Ok, busquemos otro paisaje para volar. Este me trae al virus en vía rápida.

Elegí otro audio en la aplicación. Categoría: “ríos y arroyos”. Puse play en “Río pequeño en Escocia”. Cerré los ojos.

Cordón del plata blanco a lo lejos y en panorámica. Yo tendida en el suelo del camping San Antonio, en Tunuyán, donde fui a plantar la carpa entre los manzanos, donde fui feliz.

Estaba tendida a la vera del arroyito que circunda el campo, mirando al cielo. Vi el celeste perfecto de esa altura de montaña. Las nubes desgajadas que pasaban cada tanto. El ruido del arroyo que venía bajando de los glaciares, frío y puro como el hielo. Allá arriba, donde habita el cóndor, se escuchaba el viento. El sol nuestro que colaba entre las hojas plateadas de los álamos, la voz lejana de algún arriero.

Son las 9 de la mañana. Como si nada. Me levanté y practiqué mis rutinas cotidianas en este otoño que no es lo mismo en Mendoza.

Salí a la compra, activé las alertas con sus botones rojos, encendí la computadora y el teléfono, me conecté a las redes y los afectos, dejé el cuerpo quieto en el engaño de la acción, el tiempo y el espacio del virus me recorrieron.

En un momento de la tarde murió Sergio Hocevar. Otra vez, como ayer con Mariana Matta, el arte que sufre.

Mientras editaba la noticia para la edición de mañana encontré un escrito de José Bermúdez sobre el inmenso Sergio y su obra.

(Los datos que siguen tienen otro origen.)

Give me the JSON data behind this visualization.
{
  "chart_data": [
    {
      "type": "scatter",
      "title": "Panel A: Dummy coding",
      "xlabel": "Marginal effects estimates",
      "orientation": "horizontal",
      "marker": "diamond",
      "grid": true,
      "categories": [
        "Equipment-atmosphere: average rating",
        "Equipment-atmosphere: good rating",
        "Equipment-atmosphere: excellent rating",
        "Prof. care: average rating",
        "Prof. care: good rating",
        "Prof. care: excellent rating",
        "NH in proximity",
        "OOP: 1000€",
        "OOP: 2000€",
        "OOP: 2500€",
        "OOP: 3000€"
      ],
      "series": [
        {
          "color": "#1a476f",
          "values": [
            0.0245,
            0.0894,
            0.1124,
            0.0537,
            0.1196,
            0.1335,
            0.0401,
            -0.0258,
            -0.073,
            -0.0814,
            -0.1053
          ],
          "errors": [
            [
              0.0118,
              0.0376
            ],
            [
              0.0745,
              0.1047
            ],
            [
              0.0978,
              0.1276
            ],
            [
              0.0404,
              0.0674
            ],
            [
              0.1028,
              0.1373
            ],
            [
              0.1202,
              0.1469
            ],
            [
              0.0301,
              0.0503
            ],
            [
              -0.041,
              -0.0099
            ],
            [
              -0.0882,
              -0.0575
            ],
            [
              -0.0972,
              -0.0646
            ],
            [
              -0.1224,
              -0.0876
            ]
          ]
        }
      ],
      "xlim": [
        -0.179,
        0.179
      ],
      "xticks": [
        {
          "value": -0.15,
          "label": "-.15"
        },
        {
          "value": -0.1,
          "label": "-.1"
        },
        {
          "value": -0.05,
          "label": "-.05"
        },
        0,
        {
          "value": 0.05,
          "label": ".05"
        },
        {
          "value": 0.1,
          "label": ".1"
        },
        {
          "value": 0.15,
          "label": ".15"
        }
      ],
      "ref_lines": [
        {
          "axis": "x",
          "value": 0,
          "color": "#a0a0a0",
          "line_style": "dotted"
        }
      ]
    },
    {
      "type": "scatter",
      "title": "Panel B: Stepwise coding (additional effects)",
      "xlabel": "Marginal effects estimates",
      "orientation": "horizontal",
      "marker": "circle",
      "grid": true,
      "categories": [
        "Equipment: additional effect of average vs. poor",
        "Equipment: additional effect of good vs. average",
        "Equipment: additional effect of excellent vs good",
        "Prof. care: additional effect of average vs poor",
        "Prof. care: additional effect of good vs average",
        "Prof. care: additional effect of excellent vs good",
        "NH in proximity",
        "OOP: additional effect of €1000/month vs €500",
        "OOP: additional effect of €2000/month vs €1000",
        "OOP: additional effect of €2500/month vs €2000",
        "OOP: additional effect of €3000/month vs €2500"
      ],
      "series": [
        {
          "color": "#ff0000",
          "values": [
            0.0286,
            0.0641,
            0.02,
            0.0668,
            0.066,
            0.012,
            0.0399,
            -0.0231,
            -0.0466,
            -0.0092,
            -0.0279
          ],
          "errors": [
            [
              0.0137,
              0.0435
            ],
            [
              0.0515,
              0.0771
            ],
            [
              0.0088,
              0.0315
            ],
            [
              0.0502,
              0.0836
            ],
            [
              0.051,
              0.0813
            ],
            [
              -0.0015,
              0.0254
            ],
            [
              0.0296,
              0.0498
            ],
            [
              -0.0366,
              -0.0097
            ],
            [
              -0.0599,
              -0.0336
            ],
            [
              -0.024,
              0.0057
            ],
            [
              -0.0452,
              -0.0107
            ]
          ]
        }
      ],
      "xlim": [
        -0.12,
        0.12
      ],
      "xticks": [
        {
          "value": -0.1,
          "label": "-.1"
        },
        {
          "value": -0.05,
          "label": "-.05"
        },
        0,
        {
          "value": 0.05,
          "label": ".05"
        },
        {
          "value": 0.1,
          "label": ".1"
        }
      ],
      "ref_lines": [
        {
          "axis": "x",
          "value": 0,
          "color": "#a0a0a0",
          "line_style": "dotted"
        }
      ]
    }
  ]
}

“... nos vemos transportados a un mundo de soledades como apreciando una retrospectiva en el tiempo… Sus paisajes son, pese a su serenidad, el resultado de una dramática confrontación con la realidad y de una toma de conciencia con el entorno, o una fuga de lo cotidiano, para evitar la contaminación contemporánea”.

Sergio, en este día, en este mundo de virus que no perdona. Yo te andaba precisando.